The trick with doubling the size of the multiplier to do signed multiplication is only interesting if the hardware multipliers in the FPGA can only do unsigned operations. In that case it is often the best solution for latency. As for the size, it does use a lot less logic around the hardware multipliers than other algorithms, but of course requires bigger multipliers, or combining of several multipliers.
Converting a signed vector to absolute value before multiplying it and then negate the value again when needed usually adds a lot of latency and will create a less optimal module. It's only advantage is that it uses smaller multipliers. Only use it if you are really limited in how many multipliers you can use in the FPGA.
But AFAIK the hardware multipliers nowadays in FPGAs can do both signed and unsigned operations, so those kind of tricks aren't really needed. Those in Altera FPGAs need to be configured in one or the other mode at compile time, contrary to the FPGAs used by the OP. If you need a module that can be dynamically configured and changed between unsigned and signed, as for example in an ALU, the n+1 trick can be useful. That said if you have enough logic resources and are looking for the lowest latency, instantiating both an unsigned and a signed multiplier and muxing between the two could generate faster logic.

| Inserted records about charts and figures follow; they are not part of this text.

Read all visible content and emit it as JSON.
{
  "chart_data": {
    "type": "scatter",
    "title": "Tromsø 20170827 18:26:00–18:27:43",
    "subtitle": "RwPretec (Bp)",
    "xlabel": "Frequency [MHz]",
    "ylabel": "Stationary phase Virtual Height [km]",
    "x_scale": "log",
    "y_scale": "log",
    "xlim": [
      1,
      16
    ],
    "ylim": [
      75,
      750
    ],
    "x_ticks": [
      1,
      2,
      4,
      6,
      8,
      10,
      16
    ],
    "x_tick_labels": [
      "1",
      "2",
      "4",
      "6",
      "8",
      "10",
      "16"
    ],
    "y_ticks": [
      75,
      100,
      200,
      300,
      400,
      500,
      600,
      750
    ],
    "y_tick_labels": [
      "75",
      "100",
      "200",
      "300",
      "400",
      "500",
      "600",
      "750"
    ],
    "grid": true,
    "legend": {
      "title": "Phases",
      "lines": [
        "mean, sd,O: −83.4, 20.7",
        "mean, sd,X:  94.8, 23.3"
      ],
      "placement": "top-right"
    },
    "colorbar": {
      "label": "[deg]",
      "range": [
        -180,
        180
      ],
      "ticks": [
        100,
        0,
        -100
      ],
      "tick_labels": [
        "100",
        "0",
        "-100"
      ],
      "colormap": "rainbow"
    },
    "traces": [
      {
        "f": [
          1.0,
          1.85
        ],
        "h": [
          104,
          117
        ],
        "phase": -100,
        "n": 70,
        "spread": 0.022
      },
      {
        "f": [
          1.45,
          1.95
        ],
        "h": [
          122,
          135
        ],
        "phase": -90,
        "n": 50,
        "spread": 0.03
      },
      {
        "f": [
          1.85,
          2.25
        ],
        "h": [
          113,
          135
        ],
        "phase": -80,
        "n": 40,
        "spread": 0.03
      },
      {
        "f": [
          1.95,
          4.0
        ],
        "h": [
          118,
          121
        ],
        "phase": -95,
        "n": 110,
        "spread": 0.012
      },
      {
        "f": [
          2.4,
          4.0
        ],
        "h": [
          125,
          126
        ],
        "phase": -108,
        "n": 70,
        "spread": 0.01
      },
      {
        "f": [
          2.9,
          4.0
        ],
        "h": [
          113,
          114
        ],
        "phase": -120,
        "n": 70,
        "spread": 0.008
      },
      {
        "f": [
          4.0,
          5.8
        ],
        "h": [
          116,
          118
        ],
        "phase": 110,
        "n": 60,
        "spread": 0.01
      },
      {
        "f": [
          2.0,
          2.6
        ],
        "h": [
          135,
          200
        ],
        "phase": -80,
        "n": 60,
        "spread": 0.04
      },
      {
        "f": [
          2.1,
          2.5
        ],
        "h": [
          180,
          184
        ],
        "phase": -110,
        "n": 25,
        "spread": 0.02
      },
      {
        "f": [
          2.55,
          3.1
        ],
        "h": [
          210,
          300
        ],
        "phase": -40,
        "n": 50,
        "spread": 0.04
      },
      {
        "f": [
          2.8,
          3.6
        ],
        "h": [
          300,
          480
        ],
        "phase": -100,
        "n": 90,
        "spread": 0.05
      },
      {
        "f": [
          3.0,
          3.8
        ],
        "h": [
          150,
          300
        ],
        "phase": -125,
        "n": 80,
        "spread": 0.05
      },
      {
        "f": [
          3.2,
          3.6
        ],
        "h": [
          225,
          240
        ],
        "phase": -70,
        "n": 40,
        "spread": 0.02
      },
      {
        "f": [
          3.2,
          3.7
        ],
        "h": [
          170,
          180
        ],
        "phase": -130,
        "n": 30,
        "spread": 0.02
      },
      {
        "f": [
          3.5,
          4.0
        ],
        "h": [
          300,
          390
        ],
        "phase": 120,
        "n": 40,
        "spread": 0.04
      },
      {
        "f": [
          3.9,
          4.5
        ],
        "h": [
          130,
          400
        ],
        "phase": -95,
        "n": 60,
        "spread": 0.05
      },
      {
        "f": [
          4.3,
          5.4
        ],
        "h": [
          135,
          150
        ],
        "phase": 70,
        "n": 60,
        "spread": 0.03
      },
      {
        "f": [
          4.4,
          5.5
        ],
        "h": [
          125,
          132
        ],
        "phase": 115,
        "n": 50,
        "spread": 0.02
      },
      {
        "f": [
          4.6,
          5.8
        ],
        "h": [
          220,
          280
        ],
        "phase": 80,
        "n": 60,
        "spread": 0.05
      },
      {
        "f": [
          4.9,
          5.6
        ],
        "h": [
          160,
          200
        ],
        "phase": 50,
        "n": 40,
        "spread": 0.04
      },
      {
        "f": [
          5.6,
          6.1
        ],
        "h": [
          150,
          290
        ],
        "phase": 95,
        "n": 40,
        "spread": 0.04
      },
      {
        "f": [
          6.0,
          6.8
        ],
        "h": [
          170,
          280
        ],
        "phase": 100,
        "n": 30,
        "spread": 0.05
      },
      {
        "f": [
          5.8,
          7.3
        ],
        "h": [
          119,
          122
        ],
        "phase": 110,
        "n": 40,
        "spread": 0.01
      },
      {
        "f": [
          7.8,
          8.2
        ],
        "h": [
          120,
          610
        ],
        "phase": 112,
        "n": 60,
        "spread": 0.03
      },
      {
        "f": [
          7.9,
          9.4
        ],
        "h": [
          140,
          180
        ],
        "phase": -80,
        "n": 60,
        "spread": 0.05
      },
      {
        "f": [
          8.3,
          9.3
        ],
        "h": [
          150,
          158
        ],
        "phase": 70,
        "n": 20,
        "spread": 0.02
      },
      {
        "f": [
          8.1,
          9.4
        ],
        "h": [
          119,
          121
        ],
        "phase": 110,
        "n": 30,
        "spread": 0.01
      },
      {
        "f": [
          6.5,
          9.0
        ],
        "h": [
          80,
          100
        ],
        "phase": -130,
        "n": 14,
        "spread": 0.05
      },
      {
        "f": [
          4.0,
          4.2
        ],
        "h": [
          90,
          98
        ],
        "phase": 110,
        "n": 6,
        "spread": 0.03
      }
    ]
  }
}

I used a lot "usually" in here, as your mileage may vary, depending on the synthesis tool, and how close your signal sizes are to the limits of the hardware multiplier blocks. If one of those algorithms make the size go one bit over the maximum size of the hardware multiplier, it can force the synthesizer to add lots of logic, changing the results.
So if you want to make your design optimal, test different solutions and see what works best. And of course start by deciding if you want to optimize for logic resource usage or for speed, as it may lead to different solutions.